To earn its F.D.A. designation as a “reduced-risk” tobacco product, VLN was subjected to a raft of testing and clinical trials by regulators.
For now, the company is selling VLN at Circle K convenience stores in Chicago as part of a pilot program. Mr. Mish described sales as “modest” — retail prices are similar to premium brands like Marlboro Gold — but he said the proposed F.D.A. rule would most likely accelerate plans for a national rollout in the coming months. That said, the company’s long-range business plan, he said, was largely predicated on licensing its genomic engineering technology to Big Tobacco.
Dr. Neal Benowitz, a professor of medicine at the University of California, San Francisco, who studies tobacco use and cessation, first proposed the idea of paring the nicotine out of cigarettes in 1994.
He said one key concern was whether smokers would puff harder, hold in smoke for a longer time or smoke more cigarettes to compensate for the lower nicotine level. After several studies, researchers discovered that the cigarette that prevented those behaviors was the lowest-nicotine version, one with about 95 percent less of the addictive chemical.
Dorothy K. Hatsukami, a professor of psychiatry at the University of Minnesota who studies the relationship between nicotine and smoking behavior, said a growing body of evidence suggested that a rapid and significant reduction of nicotine in cigarettes would provide greater public health benefits than the gradualist approach that some scientists had been promoting.
A 2018 study led by Dr.
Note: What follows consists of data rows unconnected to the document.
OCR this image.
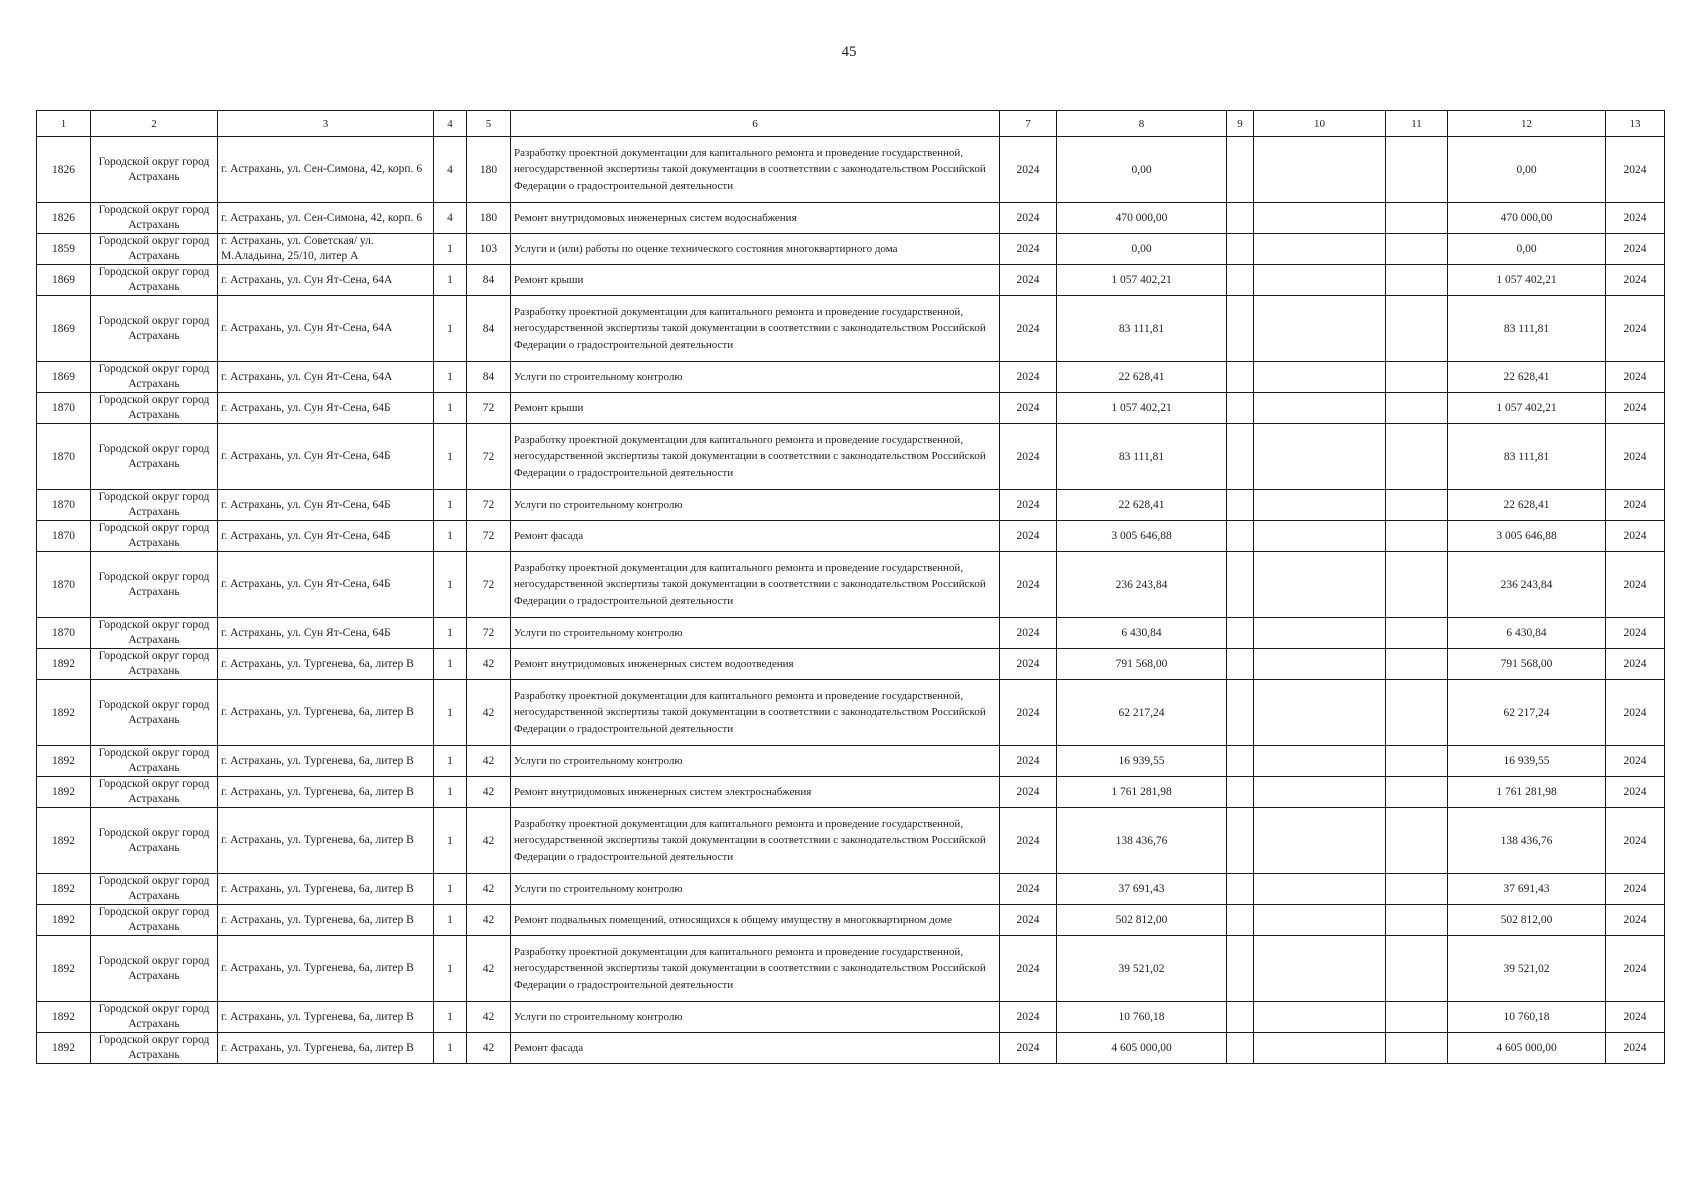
45
1	2	3	4	5	6	7	8	9	10	11	12	13
1826	Городской округ город Астрахань	г. Астрахань, ул. Сен-Симона, 42, корп. 6	4	180	Разработку проектной документации для капитального ремонта и проведение государственной, негосударственной экспертизы такой документации в соответствии с законодательством Российской Федерации о градостроительной деятельности	2024	0,00				0,00	2024
1826	Городской округ город Астрахань	г. Астрахань, ул. Сен-Симона, 42, корп. 6	4	180	Ремонт внутридомовых инженерных систем водоснабжения	2024	470 000,00				470 000,00	2024
1859	Городской округ город Астрахань	г. Астрахань, ул. Советская/ ул. М.Аладьина, 25/10, литер А	1	103	Услуги и (или) работы по оценке технического состояния многоквартирного дома	2024	0,00				0,00	2024
1869	Городской округ город Астрахань	г. Астрахань, ул. Сун Ят-Сена, 64А	1	84	Ремонт крыши	2024	1 057 402,21				1 057 402,21	2024
1869	Городской округ город Астрахань	г. Астрахань, ул. Сун Ят-Сена, 64А	1	84	Разработку проектной документации для капитального ремонта и проведение государственной, негосударственной экспертизы такой документации в соответствии с законодательством Российской Федерации о градостроительной деятельности	2024	83 111,81				83 111,81	2024
1869	Городской округ город Астрахань	г. Астрахань, ул. Сун Ят-Сена, 64А	1	84	Услуги по строительному контролю	2024	22 628,41				22 628,41	2024
1870	Городской округ город Астрахань	г. Астрахань, ул. Сун Ят-Сена, 64Б	1	72	Ремонт крыши	2024	1 057 402,21				1 057 402,21	2024
1870	Городской округ город Астрахань	г. Астрахань, ул. Сун Ят-Сена, 64Б	1	72	Разработку проектной документации для капитального ремонта и проведение государственной, негосударственной экспертизы такой документации в соответствии с законодательством Российской Федерации о градостроительной деятельности	2024	83 111,81				83 111,81	2024
1870	Городской округ город Астрахань	г. Астрахань, ул. Сун Ят-Сена, 64Б	1	72	Услуги по строительному контролю	2024	22 628,41				22 628,41	2024
1870	Городской округ город Астрахань	г. Астрахань, ул. Сун Ят-Сена, 64Б	1	72	Ремонт фасада	2024	3 005 646,88				3 005 646,88	2024
1870	Городской округ город Астрахань	г. Астрахань, ул. Сун Ят-Сена, 64Б	1	72	Разработку проектной документации для капитального ремонта и проведение государственной, негосударственной экспертизы такой документации в соответствии с законодательством Российской Федерации о градостроительной деятельности	2024	236 243,84				236 243,84	2024
1870	Городской округ город Астрахань	г. Астрахань, ул. Сун Ят-Сена, 64Б	1	72	Услуги по строительному контролю	2024	6 430,84				6 430,84	2024
1892	Городской округ город Астрахань	г. Астрахань, ул. Тургенева, 6а, литер В	1	42	Ремонт внутридомовых инженерных систем водоотведения	2024	791 568,00				791 568,00	2024
1892	Городской округ город Астрахань	г. Астрахань, ул. Тургенева, 6а, литер В	1	42	Разработку проектной документации для капитального ремонта и проведение государственной, негосударственной экспертизы такой документации в соответствии с законодательством Российской Федерации о градостроительной деятельности	2024	62 217,24				62 217,24	2024
1892	Городской округ город Астрахань	г. Астрахань, ул. Тургенева, 6а, литер В	1	42	Услуги по строительному контролю	2024	16 939,55				16 939,55	2024
1892	Городской округ город Астрахань	г. Астрахань, ул. Тургенева, 6а, литер В	1	42	Ремонт внутридомовых инженерных систем электроснабжения	2024	1 761 281,98				1 761 281,98	2024
1892	Городской округ город Астрахань	г. Астрахань, ул. Тургенева, 6а, литер В	1	42	Разработку проектной документации для капитального ремонта и проведение государственной, негосударственной экспертизы такой документации в соответствии с законодательством Российской Федерации о градостроительной деятельности	2024	138 436,76				138 436,76	2024
1892	Городской округ город Астрахань	г. Астрахань, ул. Тургенева, 6а, литер В	1	42	Услуги по строительному контролю	2024	37 691,43				37 691,43	2024
1892	Городской округ город Астрахань	г. Астрахань, ул. Тургенева, 6а, литер В	1	42	Ремонт подвальных помещений, относящихся к общему имуществу в многоквартирном доме	2024	502 812,00				502 812,00	2024
1892	Городской округ город Астрахань	г. Астрахань, ул. Тургенева, 6а, литер В	1	42	Разработку проектной документации для капитального ремонта и проведение государственной, негосударственной экспертизы такой документации в соответствии с законодательством Российской Федерации о градостроительной деятельности	2024	39 521,02				39 521,02	2024
1892	Городской округ город Астрахань	г. Астрахань, ул. Тургенева, 6а, литер В	1	42	Услуги по строительному контролю	2024	10 760,18				10 760,18	2024
1892	Городской округ город Астрахань	г. Астрахань, ул. Тургенева, 6а, литер В	1	42	Ремонт фасада	2024	4 605 000,00				4 605 000,00	2024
Hatsukami that followed the habits of 1,250 smokers found that participants who had been randomly assigned cigarettes with ultra-low nicotine smoked less and exhibited fewer signs of dependency than those who had been given cigarettes with nicotine levels that were gradually reduced over the course of 20 weeks.
There were, however, downsides to slashing nicotine in one fell swoop: Participants dropped out of the study more frequently than those in the gradualist group and they experienced more intense nicotine withdrawal. Some secretly turned to their regular, full-nicotine brands.
“The bottom line is we’ve known for decades that nicotine is what makes cigarettes so addictive, so if you reduce the nicotine, you make the experience of smoking less satisfying and you increase the likelihood that people will try to quit,” she said.
A recent study offers a cautionary tale, though, on the degree of public health benefit lawmakers can expect from tobacco-control policy. While there is no other nation to look to for experience with a low-nicotine cigarette mandate, there is for the menthol flavor ban.
Alex Liber, an assistant professor in the oncology department of Georgetown University’s School of Medicine who studies tobacco control policy, examined Poland’s experience with a menthol cigarette ban instituted in 2020.
The study he and others wrote found the ban did not lead to a decrease in overall cigarette sales, Mr. Liber said, probably because tobacco companies cut cigarette prices and also began selling flavor-infusion cards (for about a quarter each) that users can put in their cigarette pack to add back the flavor.
“They know how to sell and make money and they will make more and more as long as they have wiggle room,” he said. “I just expect nothing less.”